15.00 - Low Selectivity Indexes - Teradata Database

Teradata Database Design

Teradata Database
User Guide

Low Selectivity Indexes

When an index is said to have low selectivity, that means that many rows have the same NUSI value and there are relatively few distinct values.

A column with those characteristics is usually a poor choice for a NUSI because the cost of using it may be as high or higher than a full‑table scan.

For example, assume that employee table contains 10,000 rows of about 100 bytes each, and there are only 10 different departments. If an average employee data block is 2,560 bytes and can store about 25 rows, then the entire table requires about 400 data blocks.

If dept_no is defined as a non-unique secondary index on the employee table, and the dept_no values are evenly distributed, then the following query accesses about 1,000 row selections.

     SELECT * 
     FROM employee 
     WHERE dept_no = 300;

Each AMP reads its own rows of the dept_no secondary index subtable. If any rows contain the index value 300, the AMP uses the associated rowIDs to select the data rows from its portion of the employee table.

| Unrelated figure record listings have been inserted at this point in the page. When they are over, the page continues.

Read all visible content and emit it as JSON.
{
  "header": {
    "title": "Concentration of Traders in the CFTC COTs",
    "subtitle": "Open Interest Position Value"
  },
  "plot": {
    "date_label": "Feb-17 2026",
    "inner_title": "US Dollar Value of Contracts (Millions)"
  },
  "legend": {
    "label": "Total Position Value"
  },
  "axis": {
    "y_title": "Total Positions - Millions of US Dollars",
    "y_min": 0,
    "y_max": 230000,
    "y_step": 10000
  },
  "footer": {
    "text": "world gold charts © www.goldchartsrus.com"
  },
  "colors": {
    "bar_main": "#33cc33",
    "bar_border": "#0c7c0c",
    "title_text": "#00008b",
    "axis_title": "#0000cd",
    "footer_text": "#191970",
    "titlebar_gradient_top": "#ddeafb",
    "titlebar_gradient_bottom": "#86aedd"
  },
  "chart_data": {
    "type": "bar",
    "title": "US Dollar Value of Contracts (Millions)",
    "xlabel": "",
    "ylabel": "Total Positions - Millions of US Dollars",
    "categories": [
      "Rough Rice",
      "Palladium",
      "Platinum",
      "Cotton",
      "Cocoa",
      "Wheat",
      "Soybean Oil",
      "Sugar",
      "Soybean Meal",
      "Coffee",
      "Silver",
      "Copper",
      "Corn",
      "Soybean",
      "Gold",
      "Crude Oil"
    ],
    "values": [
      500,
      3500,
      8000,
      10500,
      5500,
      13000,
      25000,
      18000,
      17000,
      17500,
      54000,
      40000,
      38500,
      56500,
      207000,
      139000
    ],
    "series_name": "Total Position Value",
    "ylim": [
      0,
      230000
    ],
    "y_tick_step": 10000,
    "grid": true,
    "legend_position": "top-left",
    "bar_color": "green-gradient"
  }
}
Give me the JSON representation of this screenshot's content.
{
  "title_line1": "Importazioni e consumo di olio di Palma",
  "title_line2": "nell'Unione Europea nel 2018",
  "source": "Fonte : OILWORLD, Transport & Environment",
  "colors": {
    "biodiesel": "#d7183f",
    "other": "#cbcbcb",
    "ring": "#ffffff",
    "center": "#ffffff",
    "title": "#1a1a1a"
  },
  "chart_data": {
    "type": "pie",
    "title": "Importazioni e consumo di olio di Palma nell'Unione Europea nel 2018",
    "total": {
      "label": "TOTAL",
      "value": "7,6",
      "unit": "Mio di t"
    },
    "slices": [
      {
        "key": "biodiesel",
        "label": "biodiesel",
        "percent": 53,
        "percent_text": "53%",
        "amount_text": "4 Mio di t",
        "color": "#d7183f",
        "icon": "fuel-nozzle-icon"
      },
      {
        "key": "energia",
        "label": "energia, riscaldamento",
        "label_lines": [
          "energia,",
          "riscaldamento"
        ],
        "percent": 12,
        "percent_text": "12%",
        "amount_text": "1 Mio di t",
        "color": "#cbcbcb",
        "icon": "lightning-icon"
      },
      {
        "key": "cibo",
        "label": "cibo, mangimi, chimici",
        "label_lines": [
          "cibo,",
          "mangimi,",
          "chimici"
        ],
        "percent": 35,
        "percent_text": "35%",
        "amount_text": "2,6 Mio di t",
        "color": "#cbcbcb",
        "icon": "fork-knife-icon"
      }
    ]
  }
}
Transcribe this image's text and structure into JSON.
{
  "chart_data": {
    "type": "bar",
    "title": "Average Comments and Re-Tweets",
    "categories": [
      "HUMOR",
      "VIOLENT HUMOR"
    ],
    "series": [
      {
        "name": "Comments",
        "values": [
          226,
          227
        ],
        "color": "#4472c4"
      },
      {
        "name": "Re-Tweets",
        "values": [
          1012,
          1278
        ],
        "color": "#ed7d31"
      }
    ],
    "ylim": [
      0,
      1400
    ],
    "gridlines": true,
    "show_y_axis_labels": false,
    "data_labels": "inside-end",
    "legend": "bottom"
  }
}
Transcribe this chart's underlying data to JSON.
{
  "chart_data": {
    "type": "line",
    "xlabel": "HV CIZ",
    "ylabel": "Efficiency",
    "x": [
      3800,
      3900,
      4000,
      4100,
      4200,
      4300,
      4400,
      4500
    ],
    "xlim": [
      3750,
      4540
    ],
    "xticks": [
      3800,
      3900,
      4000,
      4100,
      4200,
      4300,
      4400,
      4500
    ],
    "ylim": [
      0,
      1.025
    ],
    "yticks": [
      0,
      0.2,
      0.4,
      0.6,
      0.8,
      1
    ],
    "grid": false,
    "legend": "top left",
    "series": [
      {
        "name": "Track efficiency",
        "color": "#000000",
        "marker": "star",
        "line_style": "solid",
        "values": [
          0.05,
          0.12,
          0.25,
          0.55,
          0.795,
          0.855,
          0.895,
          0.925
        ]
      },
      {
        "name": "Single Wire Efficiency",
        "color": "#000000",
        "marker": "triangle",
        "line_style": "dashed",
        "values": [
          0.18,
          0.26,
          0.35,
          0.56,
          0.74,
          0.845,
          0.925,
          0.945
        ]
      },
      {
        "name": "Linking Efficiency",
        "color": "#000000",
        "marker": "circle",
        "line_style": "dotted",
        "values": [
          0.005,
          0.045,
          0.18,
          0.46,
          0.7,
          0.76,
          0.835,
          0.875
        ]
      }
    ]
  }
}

Regardless of the number of AMPs involved, this retrieval requires 1,000 row selections from the employee table. To satisfy this number of select operations, it is likely that all 400 employee data blocks would have to be read.

If that were the case, then the number of I/O operations undertaken by the retrieval could easily exceed the number required for a full‑table scan. In such instances, a table scan would actually be a much more efficient solution than a NUSI-based retrieval.